We are planning on doing an extension on our mid terrace 1930s house - pretty much everyone else on the street has done the same too. However, our next door neighbour has this weird conservatory/extension dating back to probably the 80s prior to when they moved in, and has this strange frosted glass window which overlooks our property. We have a grape vine which, for the majority of the year, blocks the full light into her conservatory. She is a tricky character and has kicked up a fuss about the things we've done to our house before ( loft conversion and front driveway ) . We've informed her about our plans for our extension and we've been very upfront about it compromising the window she has overlooking our property. Our architect says the window should never have been built like this and that she has no right to light as it's not a habitable room but I'm worried that it will cause issues for us progressing with the work. Can anyone shed any light ( pardon the crap pun) on this?

Medoc Sun 01-Feb-15 22:24:04

I thought right to light was a myth misconception, and not enshrined in law?

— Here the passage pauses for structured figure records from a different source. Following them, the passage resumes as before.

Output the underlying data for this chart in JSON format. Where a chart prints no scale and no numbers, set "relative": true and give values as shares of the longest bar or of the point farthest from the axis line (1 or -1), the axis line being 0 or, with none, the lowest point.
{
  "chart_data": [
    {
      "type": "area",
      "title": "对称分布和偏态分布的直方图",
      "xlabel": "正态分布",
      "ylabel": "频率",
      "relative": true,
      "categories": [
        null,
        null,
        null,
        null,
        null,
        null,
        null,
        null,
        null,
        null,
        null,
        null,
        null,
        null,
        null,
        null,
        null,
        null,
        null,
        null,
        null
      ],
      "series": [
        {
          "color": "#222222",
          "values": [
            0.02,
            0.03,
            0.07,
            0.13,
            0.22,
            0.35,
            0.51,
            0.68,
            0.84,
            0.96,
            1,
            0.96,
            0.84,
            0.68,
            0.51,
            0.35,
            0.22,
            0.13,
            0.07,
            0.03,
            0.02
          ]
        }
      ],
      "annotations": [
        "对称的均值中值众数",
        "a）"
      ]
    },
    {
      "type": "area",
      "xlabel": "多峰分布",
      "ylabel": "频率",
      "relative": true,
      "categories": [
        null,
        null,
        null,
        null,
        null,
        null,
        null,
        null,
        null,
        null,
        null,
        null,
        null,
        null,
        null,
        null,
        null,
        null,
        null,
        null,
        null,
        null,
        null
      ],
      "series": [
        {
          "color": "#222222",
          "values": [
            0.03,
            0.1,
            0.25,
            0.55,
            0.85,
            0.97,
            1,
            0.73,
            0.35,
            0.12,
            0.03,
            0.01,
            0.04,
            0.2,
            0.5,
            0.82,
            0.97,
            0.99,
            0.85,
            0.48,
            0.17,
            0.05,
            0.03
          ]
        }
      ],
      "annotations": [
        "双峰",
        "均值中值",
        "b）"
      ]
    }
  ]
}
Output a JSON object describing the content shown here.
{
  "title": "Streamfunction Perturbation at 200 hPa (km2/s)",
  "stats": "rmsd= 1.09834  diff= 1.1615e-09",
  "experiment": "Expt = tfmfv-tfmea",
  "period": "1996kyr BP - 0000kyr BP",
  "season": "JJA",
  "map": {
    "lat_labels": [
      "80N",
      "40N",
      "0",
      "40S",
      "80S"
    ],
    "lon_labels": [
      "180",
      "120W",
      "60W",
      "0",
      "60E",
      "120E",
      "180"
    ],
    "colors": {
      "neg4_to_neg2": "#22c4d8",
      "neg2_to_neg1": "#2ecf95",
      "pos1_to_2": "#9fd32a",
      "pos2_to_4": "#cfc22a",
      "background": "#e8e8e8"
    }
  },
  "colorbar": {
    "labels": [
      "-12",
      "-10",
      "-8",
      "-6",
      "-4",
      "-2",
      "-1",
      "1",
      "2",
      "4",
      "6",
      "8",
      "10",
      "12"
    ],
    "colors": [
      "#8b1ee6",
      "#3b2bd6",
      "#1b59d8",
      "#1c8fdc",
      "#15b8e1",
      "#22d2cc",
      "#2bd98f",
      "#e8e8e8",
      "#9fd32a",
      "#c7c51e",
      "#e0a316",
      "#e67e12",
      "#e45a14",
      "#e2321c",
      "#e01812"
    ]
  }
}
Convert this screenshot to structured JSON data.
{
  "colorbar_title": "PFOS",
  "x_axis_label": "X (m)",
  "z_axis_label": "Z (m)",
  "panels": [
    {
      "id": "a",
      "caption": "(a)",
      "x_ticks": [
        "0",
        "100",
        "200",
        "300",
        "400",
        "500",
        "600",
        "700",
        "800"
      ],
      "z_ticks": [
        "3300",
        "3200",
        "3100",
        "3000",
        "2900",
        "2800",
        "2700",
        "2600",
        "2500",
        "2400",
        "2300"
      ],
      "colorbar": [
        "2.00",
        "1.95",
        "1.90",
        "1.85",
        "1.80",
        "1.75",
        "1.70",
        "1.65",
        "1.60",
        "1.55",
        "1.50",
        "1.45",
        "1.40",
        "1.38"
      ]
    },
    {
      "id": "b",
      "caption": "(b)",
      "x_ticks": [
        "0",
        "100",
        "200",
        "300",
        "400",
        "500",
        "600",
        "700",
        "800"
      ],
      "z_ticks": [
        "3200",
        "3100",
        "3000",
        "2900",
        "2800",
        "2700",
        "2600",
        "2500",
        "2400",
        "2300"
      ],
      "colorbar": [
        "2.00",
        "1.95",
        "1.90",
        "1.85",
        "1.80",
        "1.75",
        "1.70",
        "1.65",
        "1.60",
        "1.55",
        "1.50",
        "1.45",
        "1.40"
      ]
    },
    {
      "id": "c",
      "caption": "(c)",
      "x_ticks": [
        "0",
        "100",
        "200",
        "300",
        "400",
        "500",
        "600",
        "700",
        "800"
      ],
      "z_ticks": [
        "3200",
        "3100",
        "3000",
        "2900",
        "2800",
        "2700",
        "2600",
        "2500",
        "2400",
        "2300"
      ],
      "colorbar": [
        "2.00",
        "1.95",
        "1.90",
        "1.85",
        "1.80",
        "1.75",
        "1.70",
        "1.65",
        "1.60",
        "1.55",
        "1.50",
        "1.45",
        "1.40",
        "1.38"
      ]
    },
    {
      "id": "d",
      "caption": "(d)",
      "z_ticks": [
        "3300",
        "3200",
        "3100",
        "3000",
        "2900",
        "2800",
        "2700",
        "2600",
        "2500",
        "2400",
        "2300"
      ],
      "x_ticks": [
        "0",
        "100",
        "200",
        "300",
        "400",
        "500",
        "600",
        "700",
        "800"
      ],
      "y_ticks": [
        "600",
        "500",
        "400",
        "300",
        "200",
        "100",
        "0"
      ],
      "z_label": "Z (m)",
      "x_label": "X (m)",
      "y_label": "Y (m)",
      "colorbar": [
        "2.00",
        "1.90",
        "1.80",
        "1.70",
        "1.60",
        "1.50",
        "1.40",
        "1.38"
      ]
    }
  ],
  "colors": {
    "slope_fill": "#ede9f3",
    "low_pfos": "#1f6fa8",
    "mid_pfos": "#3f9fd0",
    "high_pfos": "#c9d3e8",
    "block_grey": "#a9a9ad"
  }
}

PigletJohn Sun 01-Feb-15 22:38:03

I had one. The planner said that nobody has a right to light from a neighbour's property.

Start growing big trees.

MrTumblesCrackWhore Mon 02-Feb-15 10:35:15

Brilliant - thanks.

wowfudge Mon 02-Feb-15 12:50:00

If you are extending under permitted development I believe you can just go ahead. If you need pp then a neighbour can object on the grounds of loss of amenity which may or may not be upheld. It is more than just having the amount of light coming into part of their home affected by your extension though.

wowfudge Mon 02-Feb-15 12:53:37

Where we live no one can extend and have windows on the elevation(s) directly overlooking their neighbours' existing windows and must take steps to screen off balconies where they overlook ndns' gardens. Balconies are quite a common addition due to the design of the houses and odd garden access as a result.